Monday, December 29, 2014

Big Problems Start in Little Packages: Blue-Green Algae in Our Waters

 
Blue-green algae, which are more appropriately called blue-green bacteria or cyanobacteria, are a naturally occurring and important part of our ecosystem, but have a pretty bad rap because of the noxious impact that they have on recreational lakes and drinking water sources.  When the right combination of growth-stimulating phosphorus, warm temperatures and calm waters get together, cyanobacteria populations explode. The Wisconsin River has a steady flow and is relatively cool because of the groundwater-fed streams that feed into it, so bacterial blooms are kept to a minimum.  But when high waters recede, the nutrient-rich puddles left behind on sand bars quickly warm up in the sun and become incubators for bacterial growth.  The cyanobacteria turn the water a shockingly green, almost unnatural, color.  As it turns out the “unnatural” look is because of the phycocyanins, natural pigments with “a characteristic light blue color” according to my go-to resource, Wikipedia.
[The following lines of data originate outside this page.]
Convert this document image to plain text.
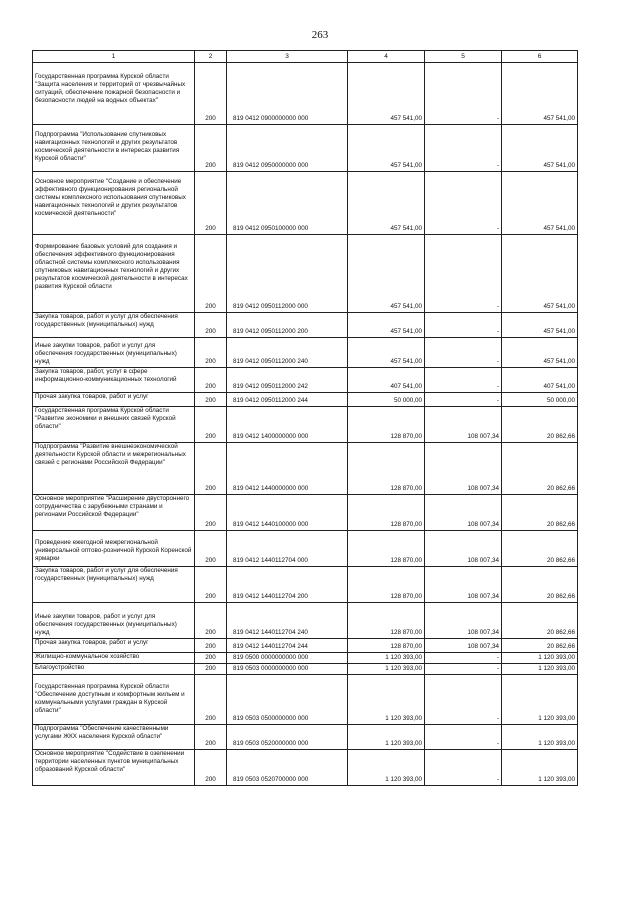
263
1	2	3	4	5	6

Государственная программа Курской области "Защита населения и территорий от чрезвычайных ситуаций, обеспечение пожарной безопасности и безопасности людей на водных объектах"	200	819 0412 0900000000 000	457 541,00	-	457 541,00

Подпрограмма "Использование спутниковых навигационных технологий и других результатов космической деятельности в интересах развития Курской области"	200	819 0412 0950000000 000	457 541,00	-	457 541,00

Основное мероприятие "Создание и обеспечение эффективного функционирования региональной системы комплексного использования спутниковых навигационных технологий и других результатов космической деятельности"	200	819 0412 0950100000 000	457 541,00	-	457 541,00

Формирование базовых условий для создания и обеспечения эффективного функционирования областной системы комплексного использования спутниковых навигационных технологий и других результатов космической деятельности в интересах развития Курской области	200	819 0412 0950112000 000	457 541,00	-	457 541,00

Закупка товаров, работ и услуг для обеспечения государственных (муниципальных) нужд	200	819 0412 0950112000 200	457 541,00	-	457 541,00

Иные закупки товаров, работ и услуг для обеспечения государственных (муниципальных) нужд	200	819 0412 0950112000 240	457 541,00	-	457 541,00

Закупка товаров, работ, услуг в сфере информационно-коммуникационных технологий	200	819 0412 0950112000 242	407 541,00	-	407 541,00

Прочая закупка товаров, работ и услуг	200	819 0412 0950112000 244	50 000,00	-	50 000,00

Государственная программа Курской области "Развитие экономики и внешних связей Курской области"	200	819 0412 1400000000 000	128 870,00	108 007,34	20 862,66

Подпрограмма "Развитие внешнеэкономической деятельности Курской области и межрегиональных связей с регионами Российской Федерации"	200	819 0412 1440000000 000	128 870,00	108 007,34	20 862,66

Основное мероприятие "Расширение двустороннего сотрудничества с зарубежными странами и регионами Российской Федерации"	200	819 0412 1440100000 000	128 870,00	108 007,34	20 862,66

Проведение ежегодной межрегиональной универсальной оптово-розничной Курской Коренской ярмарки	200	819 0412 1440112704 000	128 870,00	108 007,34	20 862,66

Закупка товаров, работ и услуг для обеспечения государственных (муниципальных) нужд	200	819 0412 1440112704 200	128 870,00	108 007,34	20 862,66

Иные закупки товаров, работ и услуг для обеспечения государственных (муниципальных) нужд	200	819 0412 1440112704 240	128 870,00	108 007,34	20 862,66

Прочая закупка товаров, работ и услуг	200	819 0412 1440112704 244	128 870,00	108 007,34	20 862,66

Жилищно-коммунальное хозяйство	200	819 0500 0000000000 000	1 120 393,00	-	1 120 393,00

Благоустройство	200	819 0503 0000000000 000	1 120 393,00	-	1 120 393,00

Государственная программа Курской области "Обеспечение доступным и комфортным жильем и коммунальными услугами граждан в Курской области"	200	819 0503 0500000000 000	1 120 393,00	-	1 120 393,00

Подпрограмма "Обеспечение качественными услугами ЖКХ населения Курской области"	200	819 0503 0520000000 000	1 120 393,00	-	1 120 393,00

Основное мероприятие "Содействие в озеленении территории населенных пунктов муниципальных образований Курской области"	200	819 0503 0520700000 000	1 120 393,00	-	1 120 393,00
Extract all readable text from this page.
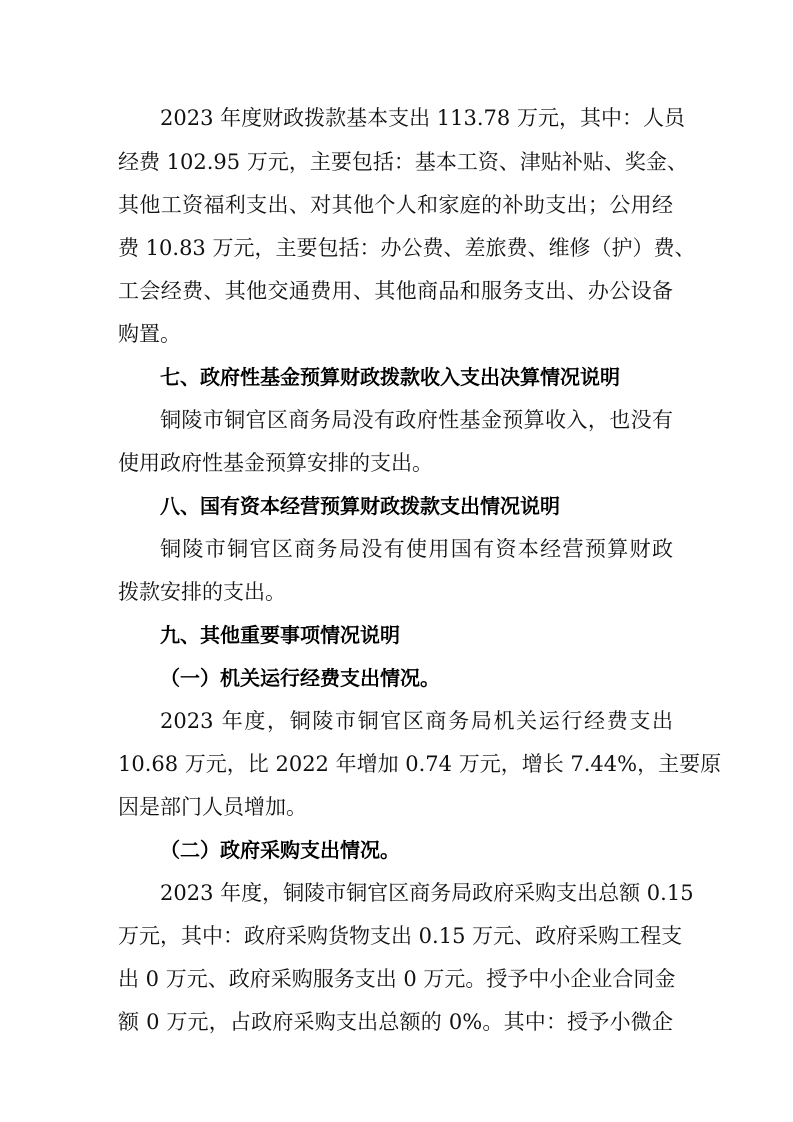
2023 年度财政拨款基本支出 113.78 万元，其中：人员
经费 102.95 万元，主要包括：基本工资、津贴补贴、奖金、
其他工资福利支出、对其他个人和家庭的补助支出；公用经
费 10.83 万元，主要包括：办公费、差旅费、维修（护）费、
工会经费、其他交通费用、其他商品和服务支出、办公设备
购置。
七、政府性基金预算财政拨款收入支出决算情况说明
铜陵市铜官区商务局没有政府性基金预算收入，也没有
使用政府性基金预算安排的支出。
八、国有资本经营预算财政拨款支出情况说明
铜陵市铜官区商务局没有使用国有资本经营预算财政
拨款安排的支出。
九、其他重要事项情况说明
（一）机关运行经费支出情况。
2023 年度，铜陵市铜官区商务局机关运行经费支出
10.68 万元，比 2022 年增加 0.74 万元，增长 7.44%，主要原
因是部门人员增加。
（二）政府采购支出情况。
2023 年度，铜陵市铜官区商务局政府采购支出总额 0.15
万元，其中：政府采购货物支出 0.15 万元、政府采购工程支
出 0 万元、政府采购服务支出 0 万元。授予中小企业合同金
额 0 万元，占政府采购支出总额的 0%。其中：授予小微企
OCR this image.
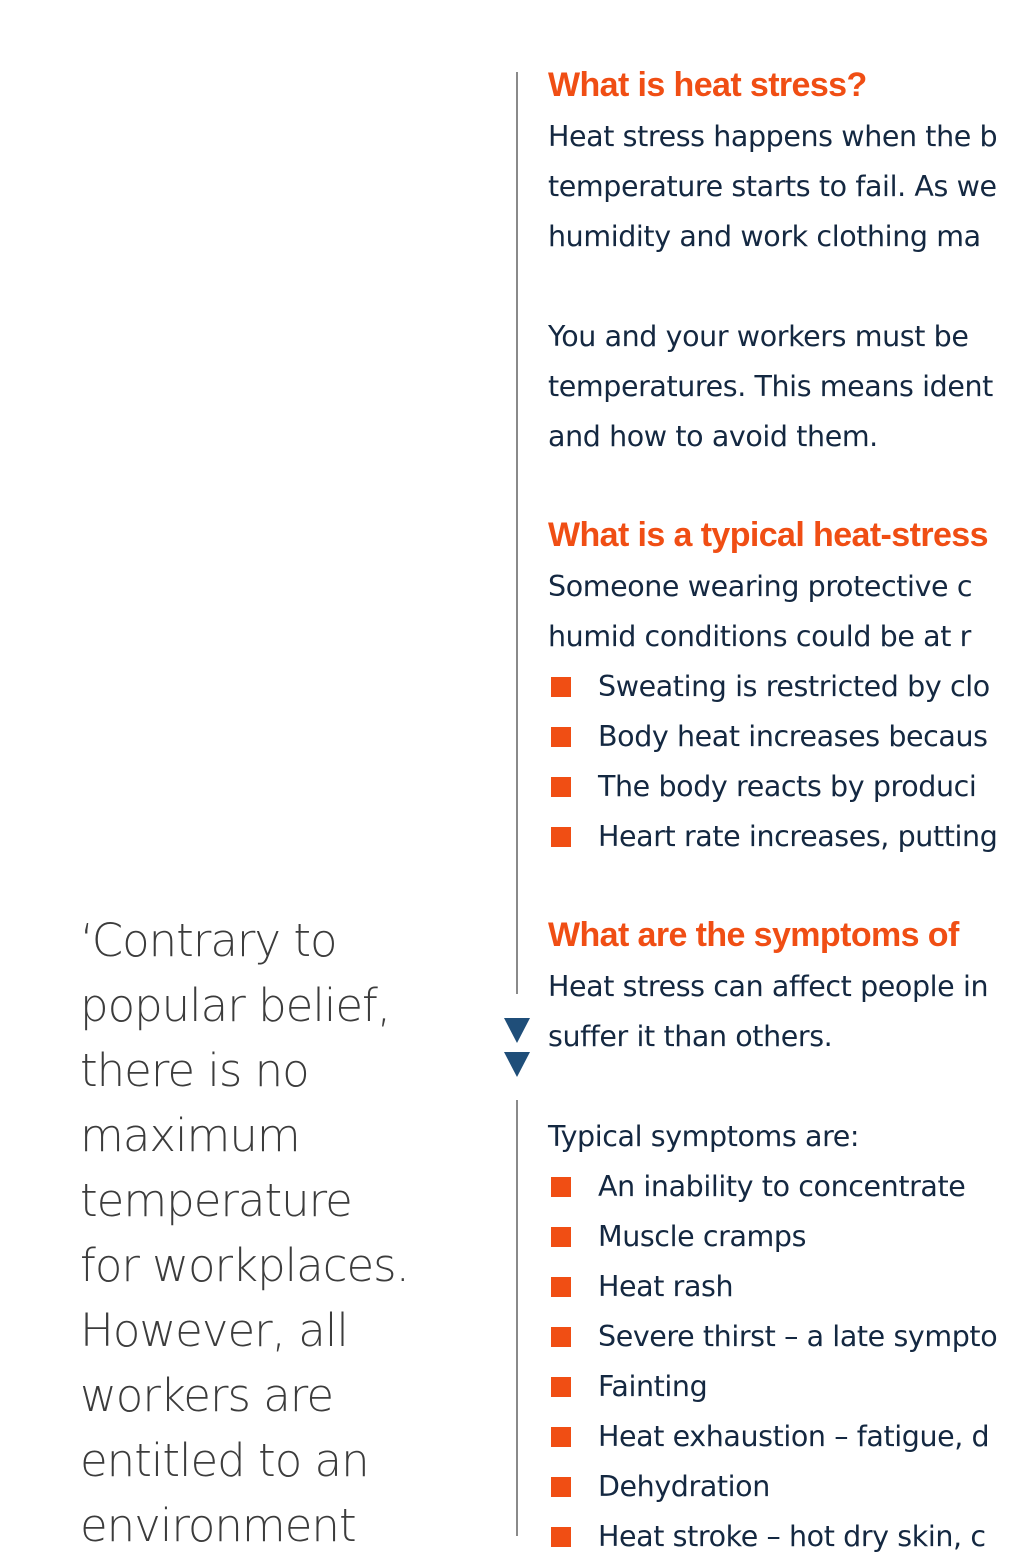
‘Contrary to
popular belief,
there is no
maximum
temperature
for workplaces.
However, all
workers are
entitled to an
environment

What is heat stress?
Heat stress happens when the b
temperature starts to fail. As we
humidity and work clothing ma
You and your workers must be
temperatures. This means ident
and how to avoid them.
What is a typical heat-stress
Someone wearing protective c
humid conditions could be at r
Sweating is restricted by clo
Body heat increases becaus
The body reacts by produci
Heart rate increases, putting
What are the symptoms of
Heat stress can affect people in
suffer it than others.
Typical symptoms are:
An inability to concentrate
Muscle cramps
Heat rash
Severe thirst – a late sympto
Fainting
Heat exhaustion – fatigue, d
Dehydration
Heat stroke – hot dry skin, c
That’s what I was seeing on the sand bar that warm, August day.

Cyanobacteria have launched into newsrooms and public hearings because of their recent show-stopping impact in Toledo, Ohio.  Lake Erie, Toledo’s water source, has long been experiencing disruptive “blooms” (a deceptively nice-sounding use of the word), but the City of Toledo Public Water system has always been able to clean the water sufficiently to meet regulatory requirements and customer expectations.  But not this time.  The ban lasted nearly three days, and customer confidence has undoubtedly been shaken for much longer than that.

Many prognosticators are comparing this event to the late-‘60s burning of the Cuyahoga River, aflame with pollution from Cleveland’s thriving industries. That incident is credited with energizing public officials to finally be able to pass the Clean Water Act in 1972, and the hope is that Toledo’s pain will be enough to rally our nation to clean up its act on phosphorus, which has long been getting into our waterways from lawns, road surfaces, sewage treatment facilities, septic tanks and, of course, farm fields.

Let us not fool ourselves into thinking that this is a one-time crisis, isolated to Toledo or Lake Erie.  The Lake Erie problem, which has been going on for 10-12 years, is mirrored in freshwater lakes throughout. People have been writing about the problem for some time, and advocacy groups have been trying to get attention on this for just as long.  Health officials are starting to learn that the problem may be worse than we think: There is evidence that very low levels of exposure over a lifetime contributes to degenerative neurological diseases such as ALS. 

No one wants to swim or fish in water coated with brilliant-green scum, but there’s more to this than squeamishness.  Despite being small, “simple” organisms, cyanobacteria have complex life cycles, and complex impacts on our own biology. Though cyanobacteria are complex, some things are easy.  We know that in order to restore confidence in our nation’s water we need to get back into right relationship with phosphorus.  That means restoring wetlands, decreasing fertilizer use on lawns and farms, recovering more phosphorus from sewage treatment plants, and increasing agricultural soil health so that fewer nutrients wash out into our waters.  We know what to do.